SILVA HAS MIT ENGINEERING ITS OWN SUCCESS

By Al Mattei

Founder, TopOfTheCircle.com

The Charles River weaves through extreme eastern Massachusetts like an impatient cab driver in rush-hour traffic. As it begins to widen towards the yawning mouth of Boston Harbor, the Charles flows by green fields, antique boathouses, the Esplanade, and some of the most famous schools of higher learning on Earth.

One of these institutions, the Massachusetts Institute of Technology, hosts an up-and-coming Division III field hockey program looking to break into the William Smith-Middlebury-New Jersey echelon. But head coach Cheryl Silva knows that the kind of player who finds her way to the MIT campus is not the heralded prospect. Occasionally, the player who comes to the Cambridge, Mass. campus is that top junior-varsity player from a good high-school program who just happens to have an 800 math score on her SAT.

"The players we have are self-motivated, extremely smart, and want to learn as much as possible," Silva says. "They want to be challenged, and they want to get better. It's a pretty exciting situation as a coach."

There are certain obvious stereotypes that do not apply to MIT's field hockey team. The goalies do not spend hours figuring out the ideal angles to play on opposing shots. The corner attack unit does not figure in wind speed and direction when lining up a penalty corner, nor does it draw out attack angles and measure them with slide rules. They do not spend time figuring out the exact candlepower needed to light its home field, nor does they figure out the exact amount of water needed to wet its field to a certain friction level.

Not as though the Beavers don't have the brainpower to do so, if asked. It's just that these student-athletes are engrossed in becoming nuclear physicists or biomechanical engineers.

"MIT has a pretty strong feeling about health and physical education," Silva says. "Physical education is required, so there are many outlets for it."

One of the unique aspects about the MIT program is that its home contests are played at night. Shortly into Silva's tenure, she noticed that there were scheduling conflicts between late-afternoon classes and home field hockey games.
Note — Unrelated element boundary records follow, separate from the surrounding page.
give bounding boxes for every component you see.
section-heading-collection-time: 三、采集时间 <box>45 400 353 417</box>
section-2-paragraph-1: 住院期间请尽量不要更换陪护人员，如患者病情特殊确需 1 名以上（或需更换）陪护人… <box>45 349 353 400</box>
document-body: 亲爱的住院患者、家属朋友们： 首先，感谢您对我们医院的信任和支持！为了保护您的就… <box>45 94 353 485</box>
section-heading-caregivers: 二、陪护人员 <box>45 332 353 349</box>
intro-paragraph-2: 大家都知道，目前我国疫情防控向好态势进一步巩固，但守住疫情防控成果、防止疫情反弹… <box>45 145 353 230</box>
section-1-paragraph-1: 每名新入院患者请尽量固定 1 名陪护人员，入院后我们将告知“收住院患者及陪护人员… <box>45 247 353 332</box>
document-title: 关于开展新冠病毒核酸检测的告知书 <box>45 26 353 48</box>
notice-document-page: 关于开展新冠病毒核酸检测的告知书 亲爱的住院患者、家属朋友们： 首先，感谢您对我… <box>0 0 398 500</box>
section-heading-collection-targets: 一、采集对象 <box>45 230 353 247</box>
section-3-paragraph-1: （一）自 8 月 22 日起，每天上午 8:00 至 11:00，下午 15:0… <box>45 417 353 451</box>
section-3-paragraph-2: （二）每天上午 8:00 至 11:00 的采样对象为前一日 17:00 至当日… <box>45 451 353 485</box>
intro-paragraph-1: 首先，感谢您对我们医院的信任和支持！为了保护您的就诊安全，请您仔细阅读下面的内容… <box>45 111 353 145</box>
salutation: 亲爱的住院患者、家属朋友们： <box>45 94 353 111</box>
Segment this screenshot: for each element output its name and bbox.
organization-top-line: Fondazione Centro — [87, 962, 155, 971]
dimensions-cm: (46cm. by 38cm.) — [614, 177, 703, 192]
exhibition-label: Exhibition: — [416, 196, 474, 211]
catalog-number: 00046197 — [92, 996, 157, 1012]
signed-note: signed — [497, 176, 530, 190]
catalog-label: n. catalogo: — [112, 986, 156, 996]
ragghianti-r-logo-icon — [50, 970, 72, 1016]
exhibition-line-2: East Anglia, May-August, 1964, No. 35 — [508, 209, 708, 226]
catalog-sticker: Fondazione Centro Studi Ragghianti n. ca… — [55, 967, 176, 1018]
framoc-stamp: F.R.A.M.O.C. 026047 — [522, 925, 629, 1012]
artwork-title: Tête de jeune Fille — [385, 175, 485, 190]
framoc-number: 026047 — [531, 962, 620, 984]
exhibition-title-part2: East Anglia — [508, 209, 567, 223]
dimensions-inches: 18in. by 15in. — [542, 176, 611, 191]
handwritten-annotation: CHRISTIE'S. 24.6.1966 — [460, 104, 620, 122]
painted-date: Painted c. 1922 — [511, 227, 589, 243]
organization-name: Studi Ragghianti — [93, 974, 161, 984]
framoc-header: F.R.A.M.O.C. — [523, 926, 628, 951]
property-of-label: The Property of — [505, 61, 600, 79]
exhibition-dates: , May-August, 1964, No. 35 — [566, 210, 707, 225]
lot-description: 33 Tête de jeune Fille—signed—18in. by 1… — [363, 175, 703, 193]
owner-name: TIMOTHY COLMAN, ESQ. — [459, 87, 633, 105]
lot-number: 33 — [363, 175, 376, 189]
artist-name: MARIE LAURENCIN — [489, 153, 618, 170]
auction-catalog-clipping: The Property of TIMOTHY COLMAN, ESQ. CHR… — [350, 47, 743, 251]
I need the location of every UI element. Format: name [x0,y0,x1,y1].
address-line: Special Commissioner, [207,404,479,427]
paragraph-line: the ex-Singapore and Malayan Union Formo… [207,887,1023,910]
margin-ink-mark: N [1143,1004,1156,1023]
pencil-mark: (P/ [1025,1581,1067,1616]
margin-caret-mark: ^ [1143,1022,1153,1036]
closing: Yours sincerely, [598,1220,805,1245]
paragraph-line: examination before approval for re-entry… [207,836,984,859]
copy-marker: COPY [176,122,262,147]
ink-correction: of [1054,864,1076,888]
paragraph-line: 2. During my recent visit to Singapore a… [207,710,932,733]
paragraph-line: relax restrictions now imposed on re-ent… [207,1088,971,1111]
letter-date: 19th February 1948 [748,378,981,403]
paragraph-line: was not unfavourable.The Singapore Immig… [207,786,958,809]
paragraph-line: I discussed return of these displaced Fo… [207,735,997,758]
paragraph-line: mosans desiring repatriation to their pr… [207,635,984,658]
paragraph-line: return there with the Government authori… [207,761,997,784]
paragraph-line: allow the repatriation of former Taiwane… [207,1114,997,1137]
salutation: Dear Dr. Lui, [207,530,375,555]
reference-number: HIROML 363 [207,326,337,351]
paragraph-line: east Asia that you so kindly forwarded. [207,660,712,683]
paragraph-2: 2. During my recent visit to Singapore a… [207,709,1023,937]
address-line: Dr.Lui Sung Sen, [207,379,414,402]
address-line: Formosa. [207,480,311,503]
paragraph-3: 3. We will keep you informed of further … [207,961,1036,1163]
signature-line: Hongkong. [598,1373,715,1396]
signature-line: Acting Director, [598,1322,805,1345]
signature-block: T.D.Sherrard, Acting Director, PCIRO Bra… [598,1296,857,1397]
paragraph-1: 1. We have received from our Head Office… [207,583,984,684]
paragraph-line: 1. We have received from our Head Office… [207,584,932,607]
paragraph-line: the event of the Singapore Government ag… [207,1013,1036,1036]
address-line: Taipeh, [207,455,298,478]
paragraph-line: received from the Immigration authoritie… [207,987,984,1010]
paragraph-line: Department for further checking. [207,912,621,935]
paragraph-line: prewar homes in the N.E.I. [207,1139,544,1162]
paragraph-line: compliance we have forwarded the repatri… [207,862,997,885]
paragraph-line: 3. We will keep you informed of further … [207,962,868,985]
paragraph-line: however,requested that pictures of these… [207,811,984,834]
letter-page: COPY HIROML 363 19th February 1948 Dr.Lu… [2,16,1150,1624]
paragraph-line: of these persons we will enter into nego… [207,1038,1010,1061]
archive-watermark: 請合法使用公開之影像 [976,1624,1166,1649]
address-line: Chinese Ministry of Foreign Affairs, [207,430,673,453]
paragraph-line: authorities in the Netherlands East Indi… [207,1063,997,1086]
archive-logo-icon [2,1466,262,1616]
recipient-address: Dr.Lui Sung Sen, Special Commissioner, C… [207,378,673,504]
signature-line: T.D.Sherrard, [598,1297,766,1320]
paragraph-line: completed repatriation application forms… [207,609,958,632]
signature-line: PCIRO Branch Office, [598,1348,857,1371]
Silva, ever mindful of the importance of the "student" part of term "student-athlete," started scheduling games in the evening.

Fans started coming to games, and you can hear the famous "e to the u, du/dx" cheer from the student body, especially if the team is doing as well as it has been doing in recent years.

"It's also great for other coaches who want to scout us," quips Silva.

The Beavers have had some successes since Silva took over the program in 1991. While a member of the New England Eight, the team managed to win the conference title in 1994. MIT's postseason history has been marginal at best, never making the NCAA Division III tournament and failing to advance out of the first round of the ECAC Division III tourney (the sport's equivalent of the NIT) twice.

But the 1999 season represents a new era for MIT hockey. The team has moved into the NEWMAC (New England Women's and Men's Athletic Conference) which creates a different level of conference competition; its field hockey rostrum includes the likes of Wellesley and Springfield, both of whom have had recent succcesses in Division III play.

And then, there is the propect of the automatic bid process. In 1999, NCAA field hockey tournaments will feature more automatic conference championship bids than ever. The NEWMAC will send its champion, chosen through a postseason tournament.

"It will be interesting, since the team that will go is the one who plays best in a three-game tournament," Silva says.

Division III pundits have predicted that the smaller New England and southern schools will have absolutely no chance of getting out of the first round of the NCAA Division III Tournament if they play one of the more established teams. Silva, however, believes that playing the best is a part of the MIT educational process.

"They would rather play a Top 4 team, get whacked, and learn something," says Silva, "rather than go out and shellac someone else."

Whether the Beavers win or lose is not the life-or-death struggle that many top-level field hockey coaches face these days. Silva couches her assessment of team success in something other than numbers. And on a campus full of left-brainers, that is highly unusual.

"I think some of our best teams, and my most rewarding coaching jobs, were not when we won championships," Silva says. "There have been some years when it has been very rewarding when kids go so far on so little."